In città c’è voglia di mobilità sostenibile. A certificarlo è l’istituto di ricerca regionale Swg, un dato raccolto da Fiab Udine, associazioni che i candidati di Progetto Innovare hanno incontrato nei giorni scorsi assieme al candidato sindaco Vincenzo Martines, raccogliendone le istanze.

Mobilità sostenibile

«Abbiamo espresso piena adesione alle proposte della Fiab - dice Paolo Ermano di Progetto Innovare - proposte che del resto sono perfettamente aderenti al nostro programma sulla mobilità sostenibile che è stato fatto proprio dall'intera coalizione, come un Mobility Manager che possa coordinare il lavoro dell’amministrazione con tutti i soggetti che in città propongono idee innovative di mobilità pubblica e privata, così da poter disegnare percorsi cittadini in maniera condivisa e partecipata».

Alpe Adria

«Pedalando» questo desiderio cittadino, la lista civica propone una stazione del cicloturismo che intercetti la ciclovia Alpe Adria, che a Udine ancora manca. «Non solo - commenta Massimo Ceccon - come abbiamo già detto in diversi incontri nei quartieri, il cicloturismo può e deve essere la nuova linfa della città» e nel suo programma Innovare lancia il progetto di realizzare una ciclostazione in ciascuno dei quartieri attraversati dalla ciclovia, a cominciare dai Rizzi (dove il primo infopoint della ciclovia è stato inaugurato sabato mattina) per finire a Basaldella.

Primo Maggio

«Quanto al centro cittadino – spiega - crediamo che Piazza I Maggio potrebbe accoglierla al meglio con il suo futuro da parco urbano.
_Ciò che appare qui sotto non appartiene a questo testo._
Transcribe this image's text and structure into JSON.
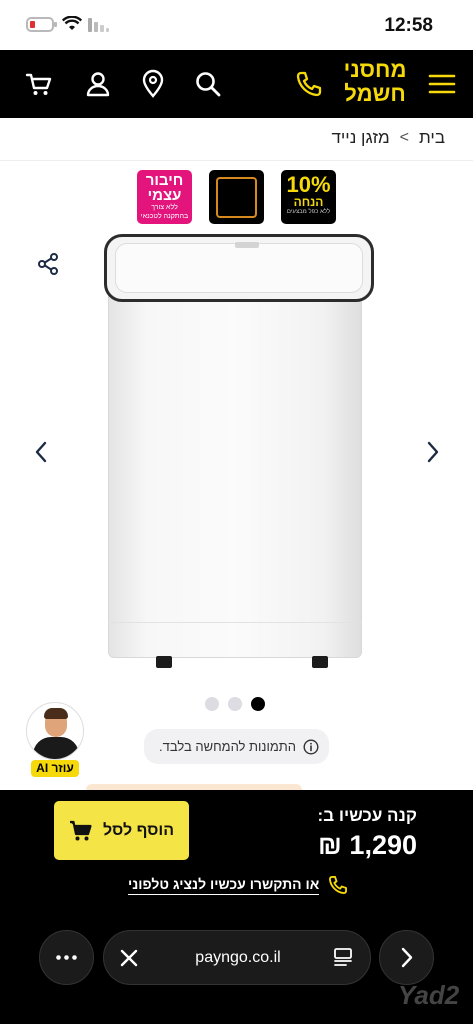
{
  "status_bar": {
    "time": "12:58"
  },
  "header": {
    "logo_line1": "מחסני",
    "logo_line2": "חשמל",
    "icons": [
      "menu-icon",
      "phone-icon",
      "search-icon",
      "location-icon",
      "user-icon",
      "cart-icon"
    ]
  },
  "breadcrumb": {
    "home": "בית",
    "separator": ">",
    "current": "מזגן נייד"
  },
  "badges": {
    "self_connect_title_1": "חיבור",
    "self_connect_title_2": "עצמי",
    "self_connect_sub_1": "ללא צורך",
    "self_connect_sub_2": "בהתקנה לטכנאי",
    "discount_percent": "10%",
    "discount_label": "הנחה",
    "discount_note": "ללא כפל מבצעים"
  },
  "gallery": {
    "dot_count": 3,
    "active_dot_index": 2
  },
  "disclaimer": {
    "text": "התמונות להמחשה בלבד."
  },
  "ai_assistant": {
    "label": "עוזר AI"
  },
  "purchase": {
    "buy_now_label": "קנה עכשיו ב:",
    "price": "1,290 ₪",
    "add_to_cart_label": "הוסף לסל",
    "contact_text": "או התקשרו עכשיו לנציג טלפוני"
  },
  "browser": {
    "url": "payngo.co.il"
  },
  "watermark": "Yad2",
  "colors": {
    "brand_yellow": "#f5d90a",
    "cart_button": "#f5e446",
    "badge_pink": "#e3157d",
    "header_bg": "#000000"
  }
}
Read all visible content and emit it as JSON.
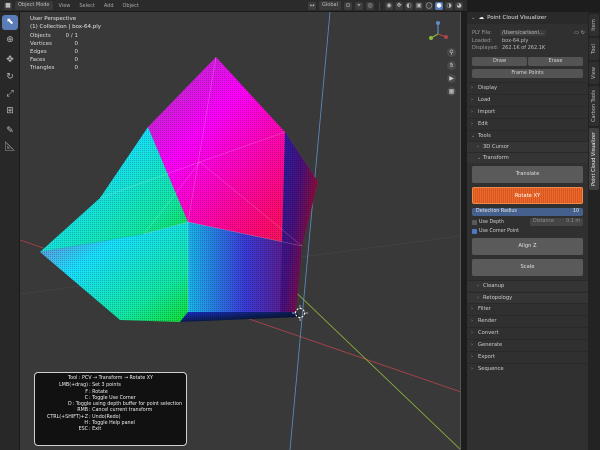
{
  "header": {
    "editor_icon": "cube-icon",
    "mode": "Object Mode",
    "menus": [
      "View",
      "Select",
      "Add",
      "Object"
    ],
    "transform_orientation": "Global"
  },
  "toolbar": {
    "tools": [
      "select-box-icon",
      "cursor-icon",
      "move-icon",
      "rotate-icon",
      "scale-icon",
      "transform-icon",
      "annotate-icon",
      "measure-icon"
    ]
  },
  "viewport": {
    "perspective": "User Perspective",
    "collection": "(1) Collection | box-64.ply",
    "stats": [
      {
        "label": "Objects",
        "value": "0 / 1"
      },
      {
        "label": "Vertices",
        "value": "0"
      },
      {
        "label": "Edges",
        "value": "0"
      },
      {
        "label": "Faces",
        "value": "0"
      },
      {
        "label": "Triangles",
        "value": "0"
      }
    ]
  },
  "help": {
    "title": "Tool : PCV → Transform → Rotate XY",
    "lines": [
      {
        "key": "LMB(+drag)",
        "desc": ": Set 3 points"
      },
      {
        "key": "F",
        "desc": ": Rotate"
      },
      {
        "key": "C",
        "desc": ": Toggle Use Corner"
      },
      {
        "key": "D",
        "desc": ": Toggle using depth buffer for point selection"
      },
      {
        "key": "RMB",
        "desc": ": Cancel current transform"
      },
      {
        "key": "CTRL(+SHIFT)+Z",
        "desc": ": Undo(Redo)"
      },
      {
        "key": "H",
        "desc": ": Toggle Help panel"
      },
      {
        "key": "ESC",
        "desc": ": Exit"
      }
    ]
  },
  "panel": {
    "title": "Point Cloud Visualizer",
    "ply_label": "PLY File:",
    "ply_value": "/Users/carlsonl...",
    "loaded_label": "Loaded:",
    "loaded_value": "box-64.ply",
    "displayed_label": "Displayed:",
    "displayed_value": "262.1K of 262.1K",
    "draw_label": "Draw",
    "erase_label": "Erase",
    "frame_points_label": "Frame Points",
    "sections": [
      "Display",
      "Load",
      "Import",
      "Edit",
      "Tools"
    ],
    "tools_sub": [
      "3D Cursor",
      "Transform"
    ],
    "translate_label": "Translate",
    "rotate_label": "Rotate XY",
    "detection_label": "Detection Radius",
    "detection_value": "10",
    "use_depth_label": "Use Depth",
    "use_depth": false,
    "distance_label": "Distance",
    "distance_value": "0.1 m",
    "use_corner_label": "Use Corner Point",
    "use_corner": true,
    "alignz_label": "Align Z",
    "scale_label": "Scale",
    "sub_after": [
      "Cleanup",
      "Retopology"
    ],
    "sections_after": [
      "Filter",
      "Render",
      "Convert",
      "Generate",
      "Export",
      "Sequence"
    ]
  },
  "vtabs": [
    "Item",
    "Tool",
    "View",
    "Carbon Tools",
    "Point Cloud Visualizer"
  ],
  "colors": {
    "accent": "#5a7cb8",
    "rotate_active": "#e3612a",
    "x_axis": "#b0434b",
    "y_axis": "#8fb63c",
    "z_axis": "#5d8fc6"
  }
}
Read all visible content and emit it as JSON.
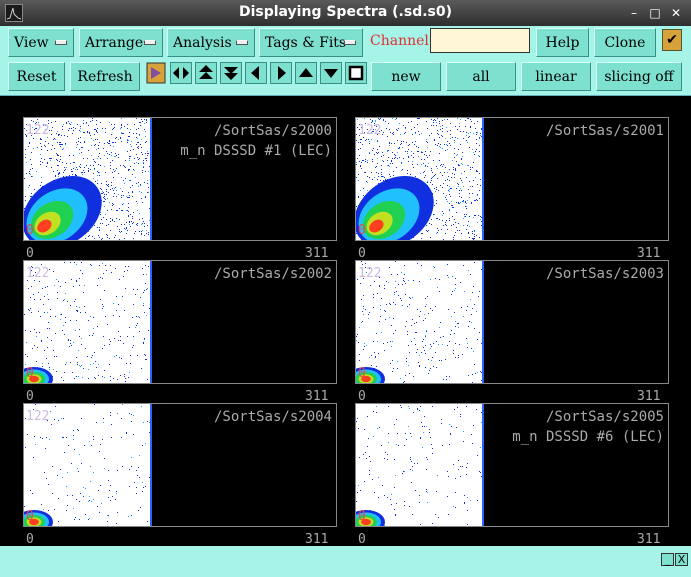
{
  "window": {
    "title": "Displaying Spectra (.sd.s0)",
    "controls": {
      "minimize": "–",
      "maximize": "□",
      "close": "✕"
    }
  },
  "toolbar": {
    "menus": [
      {
        "label": "View"
      },
      {
        "label": "Arrange"
      },
      {
        "label": "Analysis"
      },
      {
        "label": "Tags & Fits"
      }
    ],
    "channel_label": "Channel:",
    "channel_value": "",
    "help_label": "Help",
    "clone_label": "Clone",
    "checkbox_mark": "✔",
    "reset_label": "Reset",
    "refresh_label": "Refresh",
    "icon_buttons": [
      "expand-horizontal-icon",
      "double-arrow-up-icon",
      "double-arrow-down-icon",
      "arrow-left-icon",
      "arrow-right-icon",
      "arrow-up-icon",
      "arrow-down-icon",
      "stop-square-icon"
    ],
    "new_label": "new",
    "all_label": "all",
    "linear_label": "linear",
    "slicing_label": "slicing off"
  },
  "colors": {
    "toolbar_bg": "#a6f3e8",
    "button_bg": "#7ee0cf",
    "channel_label": "#e03030"
  },
  "spectra": [
    {
      "path": "/SortSas/s2000",
      "subtitle": "m_n DSSSD #1 (LEC)",
      "ymax": "122",
      "ymin": "0",
      "xmin": "0",
      "xmax": "311",
      "density": 1.0
    },
    {
      "path": "/SortSas/s2001",
      "subtitle": "",
      "ymax": "122",
      "ymin": "0",
      "xmin": "0",
      "xmax": "311",
      "density": 1.0
    },
    {
      "path": "/SortSas/s2002",
      "subtitle": "",
      "ymax": "122",
      "ymin": "0",
      "xmin": "0",
      "xmax": "311",
      "density": 0.35
    },
    {
      "path": "/SortSas/s2003",
      "subtitle": "",
      "ymax": "122",
      "ymin": "0",
      "xmin": "0",
      "xmax": "311",
      "density": 0.35
    },
    {
      "path": "/SortSas/s2004",
      "subtitle": "",
      "ymax": "122",
      "ymin": "0",
      "xmin": "0",
      "xmax": "311",
      "density": 0.2
    },
    {
      "path": "/SortSas/s2005",
      "subtitle": "m_n DSSSD #6 (LEC)",
      "ymax": "",
      "ymin": "0",
      "xmin": "0",
      "xmax": "311",
      "density": 0.2
    }
  ],
  "statusbar": {
    "min_btn": "_",
    "close_btn": "X"
  }
}
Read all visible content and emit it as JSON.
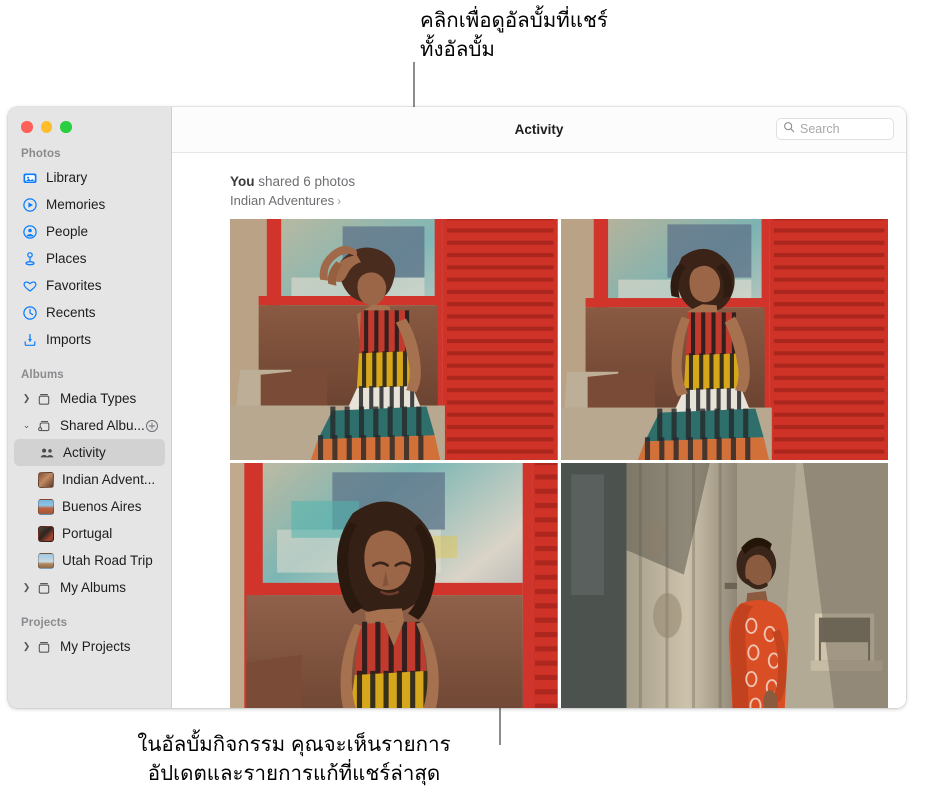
{
  "annotations": {
    "top": "คลิกเพื่อดูอัลบั้มที่แชร์\nทั้งอัลบั้ม",
    "bottom": "ในอัลบั้มกิจกรรม คุณจะเห็นรายการ\nอัปเดตและรายการแก้ที่แชร์ล่าสุด"
  },
  "window": {
    "title": "Activity",
    "traffic_lights": {
      "close": "close",
      "minimize": "minimize",
      "zoom": "zoom"
    }
  },
  "search": {
    "placeholder": "Search",
    "value": "",
    "icon": "search-icon"
  },
  "sidebar": {
    "sections": [
      {
        "title": "Photos",
        "items": [
          {
            "label": "Library",
            "icon": "photos-library-icon",
            "selected": false
          },
          {
            "label": "Memories",
            "icon": "memories-icon",
            "selected": false
          },
          {
            "label": "People",
            "icon": "people-icon",
            "selected": false
          },
          {
            "label": "Places",
            "icon": "places-pin-icon",
            "selected": false
          },
          {
            "label": "Favorites",
            "icon": "heart-icon",
            "selected": false
          },
          {
            "label": "Recents",
            "icon": "clock-icon",
            "selected": false
          },
          {
            "label": "Imports",
            "icon": "import-arrow-icon",
            "selected": false
          }
        ]
      },
      {
        "title": "Albums",
        "items": [
          {
            "label": "Media Types",
            "icon": "album-folder-icon",
            "disclosure": "collapsed",
            "selected": false
          },
          {
            "label": "Shared Albu...",
            "icon": "shared-album-icon",
            "disclosure": "expanded",
            "selected": false,
            "accessory": "add-shared-album-button"
          },
          {
            "label": "Activity",
            "icon": "activity-people-icon",
            "indent": true,
            "selected": true
          },
          {
            "label": "Indian Advent...",
            "icon": "album-thumbnail",
            "indent": true,
            "selected": false,
            "thumb_colors": [
              "#6e4a37",
              "#c08a63"
            ]
          },
          {
            "label": "Buenos Aires",
            "icon": "album-thumbnail",
            "indent": true,
            "selected": false,
            "thumb_colors": [
              "#6ea7cf",
              "#c3794f"
            ]
          },
          {
            "label": "Portugal",
            "icon": "album-thumbnail",
            "indent": true,
            "selected": false,
            "thumb_colors": [
              "#3a2a22",
              "#a8452f"
            ]
          },
          {
            "label": "Utah Road Trip",
            "icon": "album-thumbnail",
            "indent": true,
            "selected": false,
            "thumb_colors": [
              "#8fbcd8",
              "#b49070"
            ]
          },
          {
            "label": "My Albums",
            "icon": "album-folder-icon",
            "disclosure": "collapsed",
            "selected": false
          }
        ]
      },
      {
        "title": "Projects",
        "items": [
          {
            "label": "My Projects",
            "icon": "album-folder-icon",
            "disclosure": "collapsed",
            "selected": false
          }
        ]
      }
    ]
  },
  "activity": {
    "item": {
      "actor": "You",
      "action": " shared 6 photos",
      "album_name": "Indian Adventures",
      "chevron": "›"
    },
    "photos": [
      {
        "name": "woman-hand-on-head-red-shutter"
      },
      {
        "name": "woman-seated-red-shutter"
      },
      {
        "name": "woman-eyes-closed-closeup"
      },
      {
        "name": "man-orange-shirt-by-door"
      }
    ]
  },
  "colors": {
    "accent": "#0a7cff",
    "sidebar_bg": "#e5e5e5",
    "selected_row": "#d2d2d2",
    "title_text": "#1d1d1f",
    "secondary_text": "#6e6e73",
    "leader_line": "#8d8d8d"
  }
}
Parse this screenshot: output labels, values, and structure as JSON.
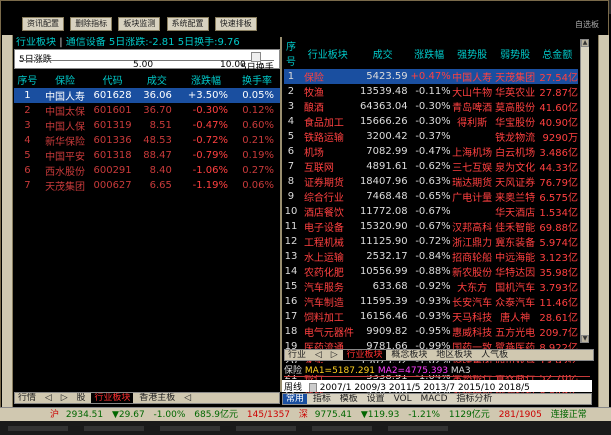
{
  "toolbar": {
    "buttons": [
      "资讯配置",
      "删除指标",
      "板块监测",
      "系统配置",
      "快速排板"
    ],
    "corner": "自选板"
  },
  "left_panel": {
    "header_prefix": "行业板块",
    "header_sep": "|",
    "header_text": "通信设备 5日涨跌:-2.81 5日换手:9.76",
    "strip_label1": "5日涨跌",
    "strip_mark1": "5.00",
    "strip_mark2": "10.00",
    "strip_label2": "5日换手",
    "columns": [
      "序号",
      "保险",
      "代码",
      "成交",
      "涨跌幅",
      "换手率"
    ],
    "rows": [
      {
        "idx": "1",
        "name": "中国人寿",
        "code": "601628",
        "price": "36.06",
        "chg": "+3.50%",
        "turn": "0.05%",
        "dir": "up"
      },
      {
        "idx": "2",
        "name": "中国太保",
        "code": "601601",
        "price": "36.70",
        "chg": "-0.30%",
        "turn": "0.12%",
        "dir": "down"
      },
      {
        "idx": "3",
        "name": "中国人保",
        "code": "601319",
        "price": "8.51",
        "chg": "-0.47%",
        "turn": "0.60%",
        "dir": "down"
      },
      {
        "idx": "4",
        "name": "新华保险",
        "code": "601336",
        "price": "48.53",
        "chg": "-0.72%",
        "turn": "0.21%",
        "dir": "down"
      },
      {
        "idx": "5",
        "name": "中国平安",
        "code": "601318",
        "price": "88.47",
        "chg": "-0.79%",
        "turn": "0.19%",
        "dir": "down"
      },
      {
        "idx": "6",
        "name": "西水股份",
        "code": "600291",
        "price": "8.40",
        "chg": "-1.06%",
        "turn": "0.27%",
        "dir": "down"
      },
      {
        "idx": "7",
        "name": "天茂集团",
        "code": "000627",
        "price": "6.65",
        "chg": "-1.19%",
        "turn": "0.06%",
        "dir": "down"
      }
    ]
  },
  "right_panel": {
    "columns": [
      "序号",
      "行业板块",
      "成交",
      "涨跌幅",
      "强势股",
      "弱势股",
      "总金额"
    ],
    "rows": [
      {
        "idx": "1",
        "name": "保险",
        "vol": "5423.59",
        "chg": "+0.47%",
        "strong": "中国人寿",
        "weak": "天茂集团",
        "amt": "27.54亿",
        "dir": "up"
      },
      {
        "idx": "2",
        "name": "牧渔",
        "vol": "13539.48",
        "chg": "-0.11%",
        "strong": "大山牛物",
        "weak": "华英农业",
        "amt": "27.87亿",
        "dir": "down"
      },
      {
        "idx": "3",
        "name": "酿酒",
        "vol": "64363.04",
        "chg": "-0.30%",
        "strong": "青岛啤酒",
        "weak": "莫高股份",
        "amt": "41.60亿",
        "dir": "down"
      },
      {
        "idx": "4",
        "name": "食品加工",
        "vol": "15666.26",
        "chg": "-0.30%",
        "strong": "得利斯",
        "weak": "华宝股份",
        "amt": "40.90亿",
        "dir": "down"
      },
      {
        "idx": "5",
        "name": "铁路运输",
        "vol": "3200.42",
        "chg": "-0.37%",
        "strong": "",
        "weak": "铁龙物流",
        "amt": "9290万",
        "dir": "down"
      },
      {
        "idx": "6",
        "name": "机场",
        "vol": "7082.99",
        "chg": "-0.47%",
        "strong": "上海机场",
        "weak": "白云机场",
        "amt": "3.486亿",
        "dir": "down"
      },
      {
        "idx": "7",
        "name": "互联网",
        "vol": "4891.61",
        "chg": "-0.62%",
        "strong": "三七互娱",
        "weak": "泉为文化",
        "amt": "44.33亿",
        "dir": "down"
      },
      {
        "idx": "8",
        "name": "证券期货",
        "vol": "18407.96",
        "chg": "-0.63%",
        "strong": "瑞达期货",
        "weak": "天风证券",
        "amt": "76.79亿",
        "dir": "down"
      },
      {
        "idx": "9",
        "name": "综合行业",
        "vol": "7468.48",
        "chg": "-0.65%",
        "strong": "广电计量",
        "weak": "来奥兰特",
        "amt": "6.575亿",
        "dir": "down"
      },
      {
        "idx": "10",
        "name": "酒店餐饮",
        "vol": "11772.08",
        "chg": "-0.67%",
        "strong": "",
        "weak": "华天酒店",
        "amt": "1.534亿",
        "dir": "down"
      },
      {
        "idx": "11",
        "name": "电子设备",
        "vol": "15320.90",
        "chg": "-0.67%",
        "strong": "汉邦高科",
        "weak": "佳禾智能",
        "amt": "69.88亿",
        "dir": "down"
      },
      {
        "idx": "12",
        "name": "工程机械",
        "vol": "11125.90",
        "chg": "-0.72%",
        "strong": "浙江鼎力",
        "weak": "冀东装备",
        "amt": "5.974亿",
        "dir": "down"
      },
      {
        "idx": "13",
        "name": "水上运输",
        "vol": "2532.17",
        "chg": "-0.84%",
        "strong": "招商轮船",
        "weak": "中远海能",
        "amt": "3.123亿",
        "dir": "down"
      },
      {
        "idx": "14",
        "name": "农药化肥",
        "vol": "10556.99",
        "chg": "-0.88%",
        "strong": "新农股份",
        "weak": "华特达因",
        "amt": "35.98亿",
        "dir": "down"
      },
      {
        "idx": "15",
        "name": "汽车服务",
        "vol": "633.68",
        "chg": "-0.92%",
        "strong": "大东方",
        "weak": "国机汽车",
        "amt": "3.793亿",
        "dir": "down"
      },
      {
        "idx": "16",
        "name": "汽车制造",
        "vol": "11595.39",
        "chg": "-0.93%",
        "strong": "长安汽车",
        "weak": "众泰汽车",
        "amt": "11.46亿",
        "dir": "down"
      },
      {
        "idx": "17",
        "name": "饲料加工",
        "vol": "16156.46",
        "chg": "-0.93%",
        "strong": "天马科技",
        "weak": "唐人神",
        "amt": "28.61亿",
        "dir": "down"
      },
      {
        "idx": "18",
        "name": "电气元器件",
        "vol": "9909.82",
        "chg": "-0.95%",
        "strong": "惠威科技",
        "weak": "五方光电",
        "amt": "209.7亿",
        "dir": "down"
      },
      {
        "idx": "19",
        "name": "医药流通",
        "vol": "9781.66",
        "chg": "-0.99%",
        "strong": "国药一致",
        "weak": "鹭燕医药",
        "amt": "8.922亿",
        "dir": "down"
      },
      {
        "idx": "20",
        "name": "水泥",
        "vol": "15673.52",
        "chg": "-1.02%",
        "strong": "塔牌集团",
        "weak": "四川双马",
        "amt": "13.92亿",
        "dir": "down"
      },
      {
        "idx": "21",
        "name": "银行",
        "vol": "5338.91",
        "chg": "-1.04%",
        "strong": "常熟银行",
        "weak": "青农商行",
        "amt": "52.70亿",
        "dir": "down"
      },
      {
        "idx": "22",
        "name": "建材",
        "vol": "4169.88",
        "chg": "-1.10%",
        "strong": "蒙娜丽莎",
        "weak": "顺灏科技",
        "amt": "8.849亿",
        "dir": "down"
      }
    ]
  },
  "right_tabs": [
    "行业",
    "◁",
    "▷",
    "行业板块",
    "概念板块",
    "地区板块",
    "人气板"
  ],
  "left_tabs": [
    "行情",
    "◁",
    "▷",
    "股",
    "行业板块",
    "香港主板",
    "◁"
  ],
  "ma_strip": {
    "prefix": "保险",
    "ma1": "MA1=5187.291",
    "ma2": "MA2=4775.393",
    "code": "MA3"
  },
  "period_bar": {
    "label": "周线",
    "years": [
      "2007/1",
      "2009/3",
      "2011/5",
      "2013/7",
      "2015/10",
      "2018/5"
    ]
  },
  "bottom_toolbar": [
    "常用",
    "指标",
    "模板",
    "设置",
    "VOL",
    "MACD",
    "指标分析"
  ],
  "status": {
    "label": "沪",
    "sh_index": "2934.51",
    "sh_chg": "▼29.67",
    "sh_pct": "-1.00%",
    "sh_amt": "685.9亿元",
    "sh_updown": "145/1357",
    "sz_label": "深",
    "sz_index": "9775.41",
    "sz_chg": "▼119.93",
    "sz_pct": "-1.21%",
    "sz_amt": "1129亿元",
    "sz_updown": "281/1905",
    "conn": "连接正常"
  },
  "colors": {
    "up": "#ff4040",
    "down": "#40c040",
    "accent": "#00c8c8",
    "selected": "#1a4fa0"
  }
}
Nel prossimo mandato, infatti, è nostra intenzione procedere a una riqualificazione complessiva della piazza, che prenda gli spunti emersi dal concorso di idee che si è concluso di recente, la liberi dai parcheggi a raso e dal traffico che la attraversa e realizzi le essenziali modifiche per farla diventare fruibile da pedoni e ciclisti». Via le auto, dunque, e spazio alle bici ma non solo. La proposta di Progetto Innovare prevede anche la realizzazione di un’area di sosta e servizio, trasformando la piazza in un punto di fermata per i tanti ciclisti stranieri che percorrono la ciclovia Alpe Adria  e che, una volta giunti in Piazza Primo Maggio, possano trovare la giusta accoglienza per una visita alla città. «La zona è quanto mai strategica, vista anche la presenza dellInfopoint di Promoturismo Fvg e poi basta alzare lo sguardo e scorgere il Castello e Porta Manin che è di fatto l’accesso al centro storico».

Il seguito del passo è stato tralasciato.